My guilt poured as she aged 10 years in the span of one, from all the stress. The prosecutor wanted 14 to 16 years and mother just wanted to make sure I was going to survive the next few years. Often when I was able to call out, I couldn’t speak when my mother picked up. Like a lost little boy that needed his mom, and had nothing left in me to go on, I couldn’t speak a word, not even hello. If I had spoken, I would have come undone in the worst way, and in jail, its forbidden to cry at all because you would immediately get preyed upon. “Who is this?! I am going to hang up if you don’t talk?!” Then she went silent for a few seconds because intuitively she sensed it was me. “Son? I know it’s you, I know you can’t talk, and you need to hear my voice. Listen to me; you will be ok; everything will work out. I love you son, and everyone loves you. We will not stop loving you and will always be here for you.”
As an immigrant, oblivious to Western incarceration, she asked my lawyer if there was a way she can go to jail with me so she can feed me because I was shriveling up from the outcome.
She prayed constantly and cried out to God everyday and night. She fasted and made many promises to God wanting to trade her life for mine. I tried to stop the visits, but mother never failed on them, even when I became so hopeless and couldn’t go on believing there was anymore hope to get out or survive. I wanted to be forgotten because of the pain from the glimmer of hope.

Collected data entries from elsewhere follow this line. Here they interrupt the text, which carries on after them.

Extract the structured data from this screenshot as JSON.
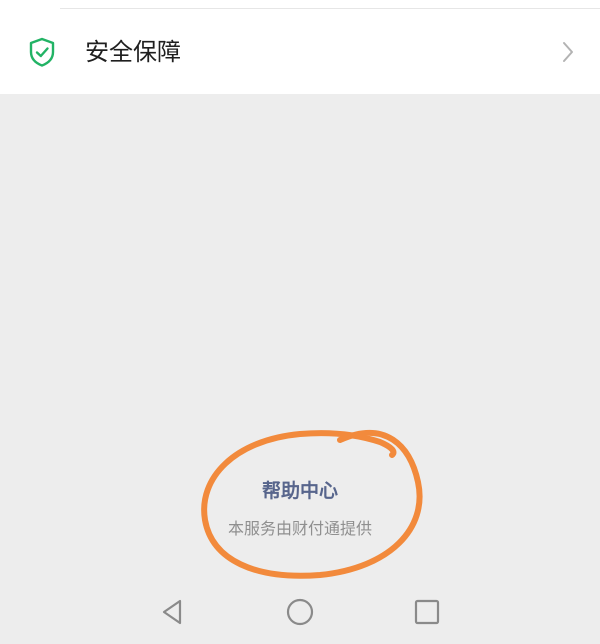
{
  "settings_row": {
    "label": "安全保障",
    "icon": "shield-check-icon",
    "icon_color": "#22b365"
  },
  "footer": {
    "help_title": "帮助中心",
    "provider_note": "本服务由财付通提供"
  },
  "annotation": {
    "color": "#f28a3c"
  },
  "navbar": {
    "buttons": [
      "back-icon",
      "home-icon",
      "recents-icon"
    ]
  }
}
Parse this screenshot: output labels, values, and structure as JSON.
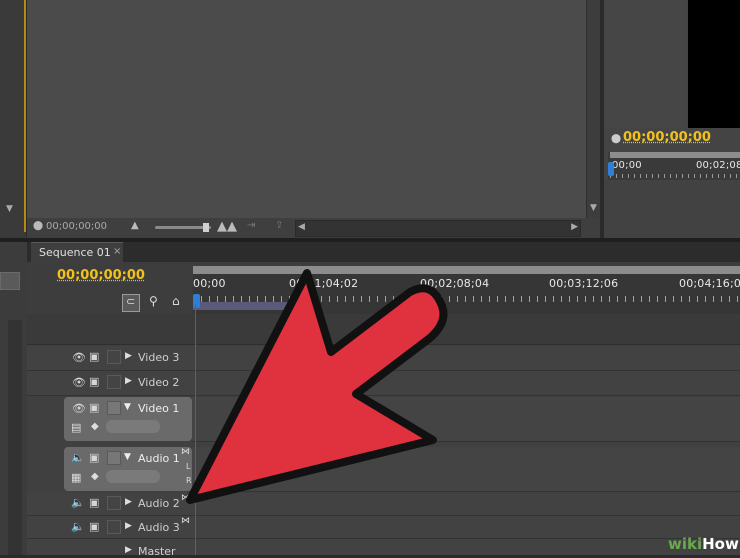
{
  "source_monitor": {
    "timecode": "00;00;00;00"
  },
  "program_monitor": {
    "timecode": "00;00;00;00",
    "ruler_labels": [
      "00;00",
      "00;02;08"
    ]
  },
  "sequence_panel": {
    "tab_label": "Sequence 01",
    "tab_close": "×",
    "timecode": "00;00;00;00",
    "ruler_labels": [
      "00;00",
      "00;01;04;02",
      "00;02;08;04",
      "00;03;12;06",
      "00;04;16;0"
    ],
    "tracks": [
      {
        "name": "Video 3",
        "kind": "video",
        "expanded": false
      },
      {
        "name": "Video 2",
        "kind": "video",
        "expanded": false
      },
      {
        "name": "Video 1",
        "kind": "video",
        "expanded": true
      },
      {
        "name": "Audio 1",
        "kind": "audio",
        "expanded": true
      },
      {
        "name": "Audio 2",
        "kind": "audio",
        "expanded": false
      },
      {
        "name": "Audio 3",
        "kind": "audio",
        "expanded": false
      },
      {
        "name": "Master",
        "kind": "audio",
        "expanded": false
      }
    ]
  },
  "audio_lr": {
    "l": "L",
    "r": "R"
  },
  "watermark": {
    "wiki": "wiki",
    "how": "How"
  },
  "colors": {
    "accent_timecode": "#f2c21b",
    "arrow_fill": "#e0313f",
    "playhead": "#c0392b",
    "watermark_green": "#6aa84f"
  }
}
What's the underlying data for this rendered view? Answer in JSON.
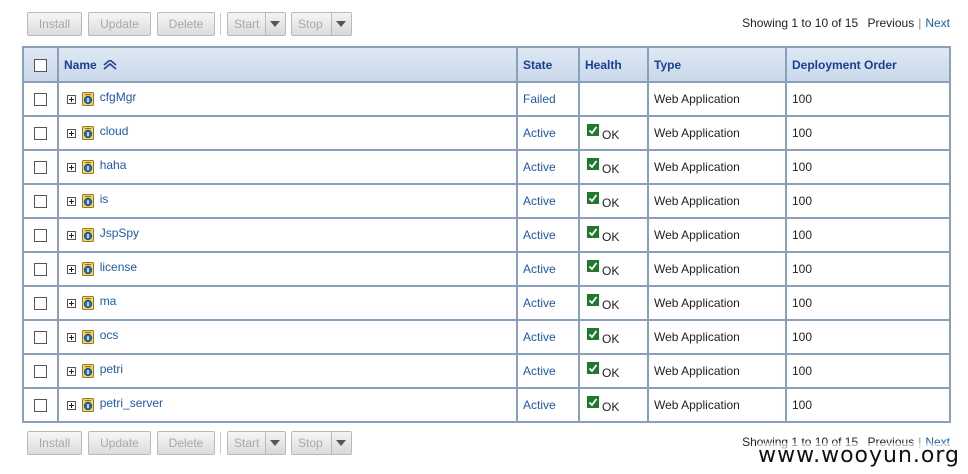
{
  "toolbar": {
    "install": "Install",
    "update": "Update",
    "delete": "Delete",
    "start": "Start",
    "stop": "Stop"
  },
  "pager": {
    "showing": "Showing 1 to 10 of 15",
    "previous": "Previous",
    "separator": "|",
    "next": "Next"
  },
  "table": {
    "columns": {
      "name": "Name",
      "state": "State",
      "health": "Health",
      "type": "Type",
      "order": "Deployment Order"
    },
    "rows": [
      {
        "name": "cfgMgr",
        "state": "Failed",
        "health": "",
        "type": "Web Application",
        "order": "100"
      },
      {
        "name": "cloud",
        "state": "Active",
        "health": "OK",
        "type": "Web Application",
        "order": "100"
      },
      {
        "name": "haha",
        "state": "Active",
        "health": "OK",
        "type": "Web Application",
        "order": "100"
      },
      {
        "name": "is",
        "state": "Active",
        "health": "OK",
        "type": "Web Application",
        "order": "100"
      },
      {
        "name": "JspSpy",
        "state": "Active",
        "health": "OK",
        "type": "Web Application",
        "order": "100"
      },
      {
        "name": "license",
        "state": "Active",
        "health": "OK",
        "type": "Web Application",
        "order": "100"
      },
      {
        "name": "ma",
        "state": "Active",
        "health": "OK",
        "type": "Web Application",
        "order": "100"
      },
      {
        "name": "ocs",
        "state": "Active",
        "health": "OK",
        "type": "Web Application",
        "order": "100"
      },
      {
        "name": "petri",
        "state": "Active",
        "health": "OK",
        "type": "Web Application",
        "order": "100"
      },
      {
        "name": "petri_server",
        "state": "Active",
        "health": "OK",
        "type": "Web Application",
        "order": "100"
      }
    ]
  },
  "watermark": "www.wooyun.org",
  "icons": {
    "sort": "sort-ascending-icon",
    "expand": "plus-box-icon",
    "app": "web-app-icon",
    "health_ok": "green-check-icon",
    "dropdown": "chevron-down-icon"
  },
  "colors": {
    "header_text": "#1a3f8f",
    "link": "#1e5aa8",
    "grid_border": "#8aa0ba",
    "ok_green": "#1f7a2e"
  }
}
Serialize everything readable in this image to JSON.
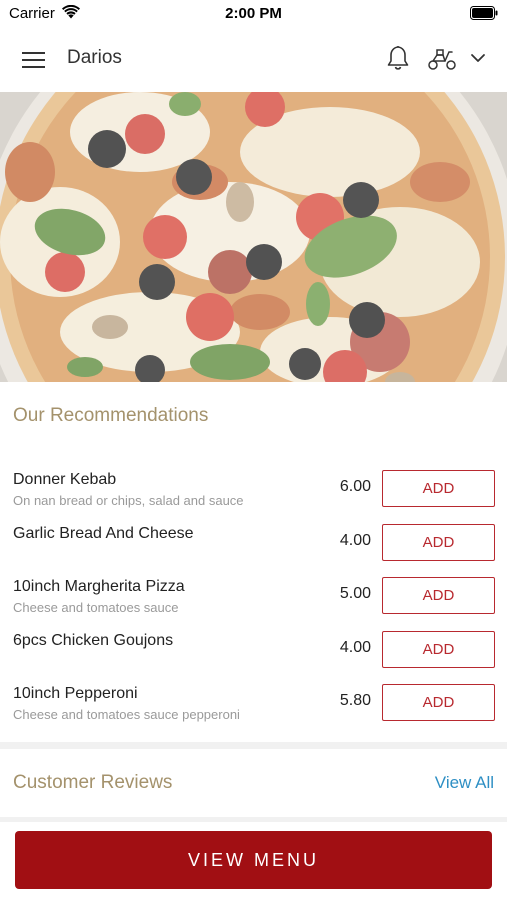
{
  "status_bar": {
    "carrier": "Carrier",
    "time": "2:00 PM"
  },
  "nav": {
    "title": "Darios",
    "icons": [
      "menu-icon",
      "bell-icon",
      "scooter-icon",
      "chevron-down-icon"
    ]
  },
  "hero": {
    "image": "pizza with olives, tomatoes and basil"
  },
  "recommendations": {
    "title": "Our Recommendations",
    "add_label": "ADD",
    "items": [
      {
        "name": "Donner Kebab",
        "description": "On nan bread or chips, salad and sauce",
        "price": "6.00"
      },
      {
        "name": "Garlic Bread And Cheese",
        "description": "",
        "price": "4.00"
      },
      {
        "name": "10inch Margherita Pizza",
        "description": "Cheese and tomatoes sauce",
        "price": "5.00"
      },
      {
        "name": "6pcs Chicken Goujons",
        "description": "",
        "price": "4.00"
      },
      {
        "name": "10inch Pepperoni",
        "description": "Cheese and tomatoes sauce pepperoni",
        "price": "5.80"
      }
    ]
  },
  "reviews": {
    "title": "Customer Reviews",
    "view_all": "View All"
  },
  "footer": {
    "view_menu": "VIEW MENU"
  },
  "colors": {
    "accent_red": "#a10f13",
    "button_red": "#b8292f",
    "gold": "#a4926c",
    "link_blue": "#2e8fc4"
  }
}
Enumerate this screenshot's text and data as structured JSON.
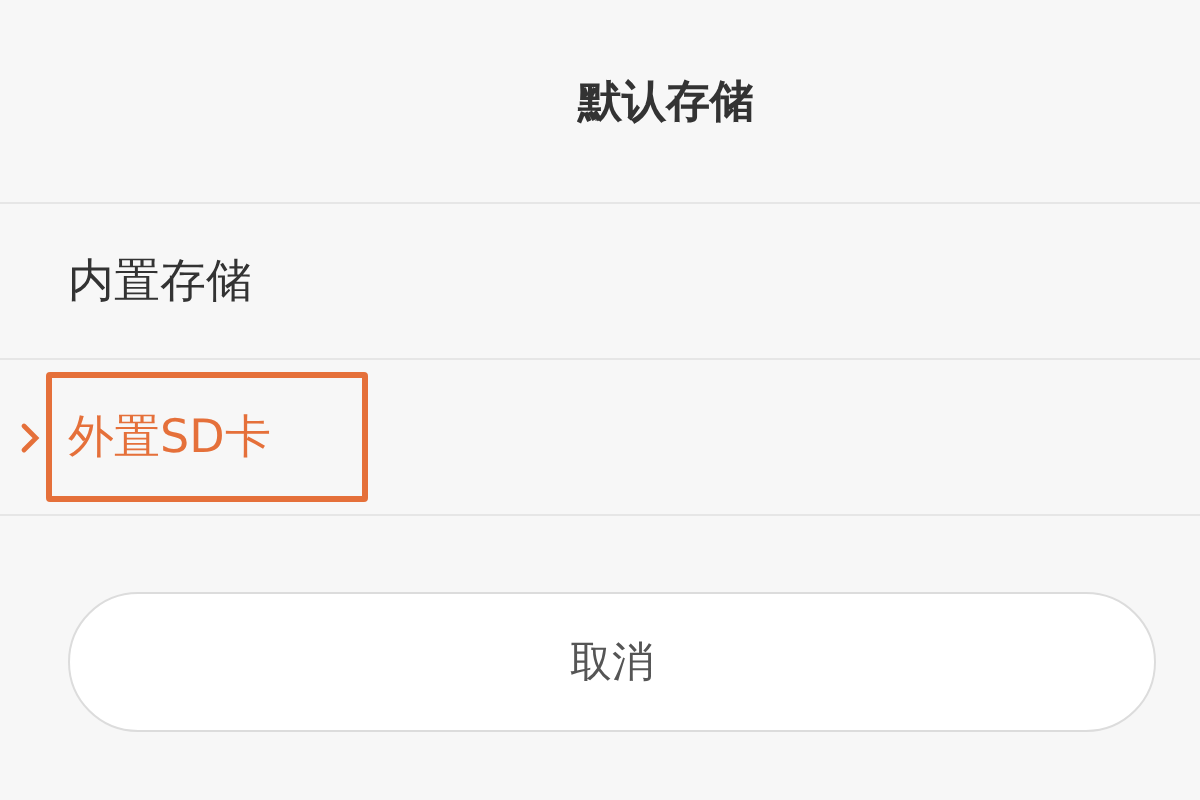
{
  "dialog": {
    "title": "默认存储"
  },
  "options": [
    {
      "label": "内置存储",
      "selected": false
    },
    {
      "label": "外置SD卡",
      "selected": true
    }
  ],
  "cancel_button": {
    "label": "取消"
  }
}
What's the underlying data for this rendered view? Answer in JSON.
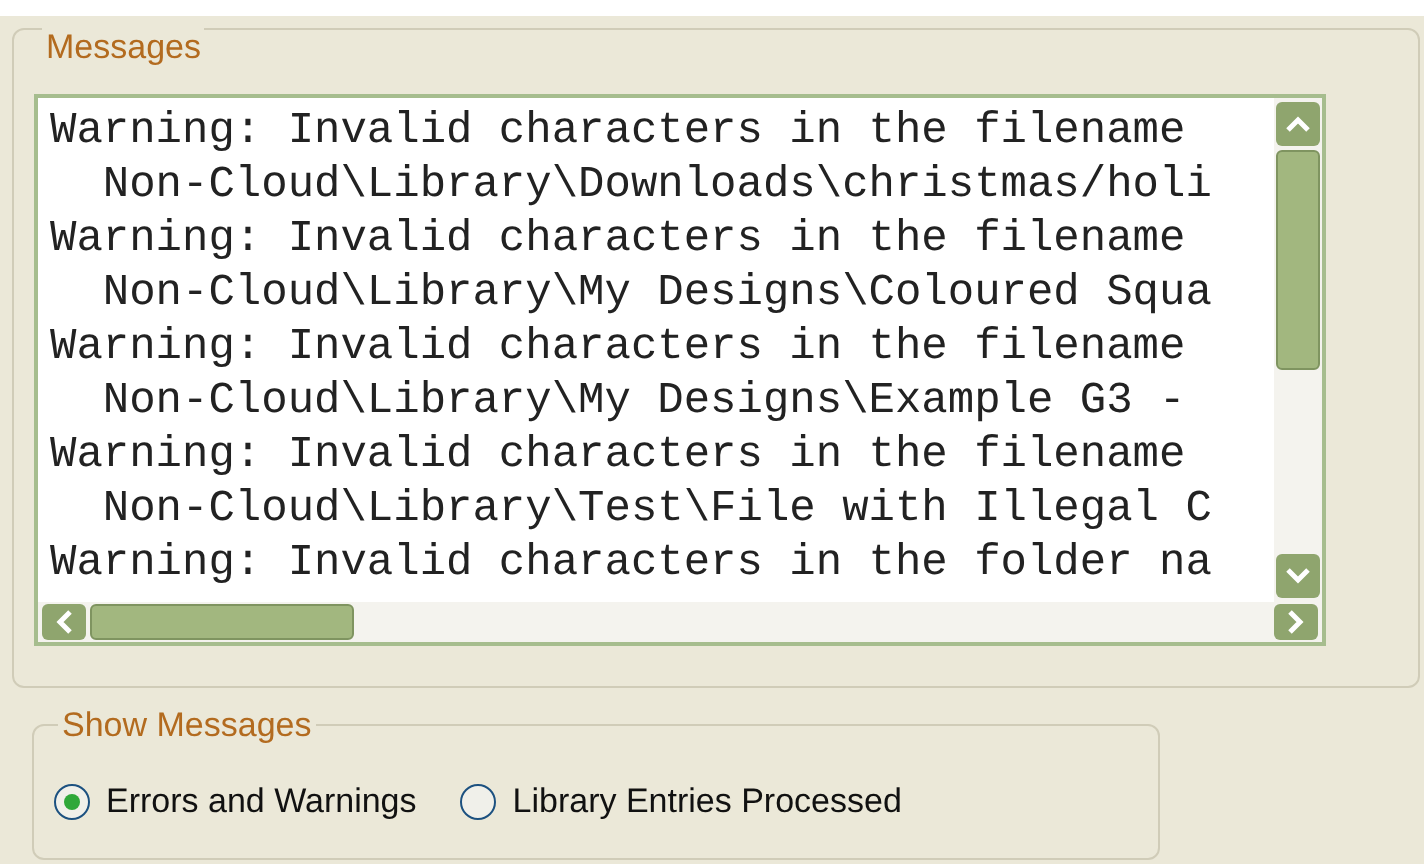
{
  "messages_group": {
    "title": "Messages",
    "lines": [
      "Warning: Invalid characters in the filename",
      "  Non-Cloud\\Library\\Downloads\\christmas/holi",
      "Warning: Invalid characters in the filename",
      "  Non-Cloud\\Library\\My Designs\\Coloured Squa",
      "Warning: Invalid characters in the filename",
      "  Non-Cloud\\Library\\My Designs\\Example G3 -",
      "Warning: Invalid characters in the filename",
      "  Non-Cloud\\Library\\Test\\File with Illegal C",
      "Warning: Invalid characters in the folder na"
    ]
  },
  "show_messages": {
    "title": "Show Messages",
    "options": [
      {
        "label": "Errors and Warnings",
        "selected": true
      },
      {
        "label": "Library Entries Processed",
        "selected": false
      }
    ]
  }
}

Mom always reminded me to pray to God constantly and told me God will take care of me in there and He will watch over His isolated children. Mother was at every court session, many times with food in hand, hoping to give me a bite because it absolutely tortured her to see me so thin. Years later to this day, I watch her pray everyday before every meal, and I see her do it under her breath for everything. She reminds me that no one stands beside another as much as a mother for her child. There is nothing comparable to a mother’s love, in my opinion. From my childhood to my incarceration and the aftermath, my mother had become my hero because of all that she is and continues to be in my life.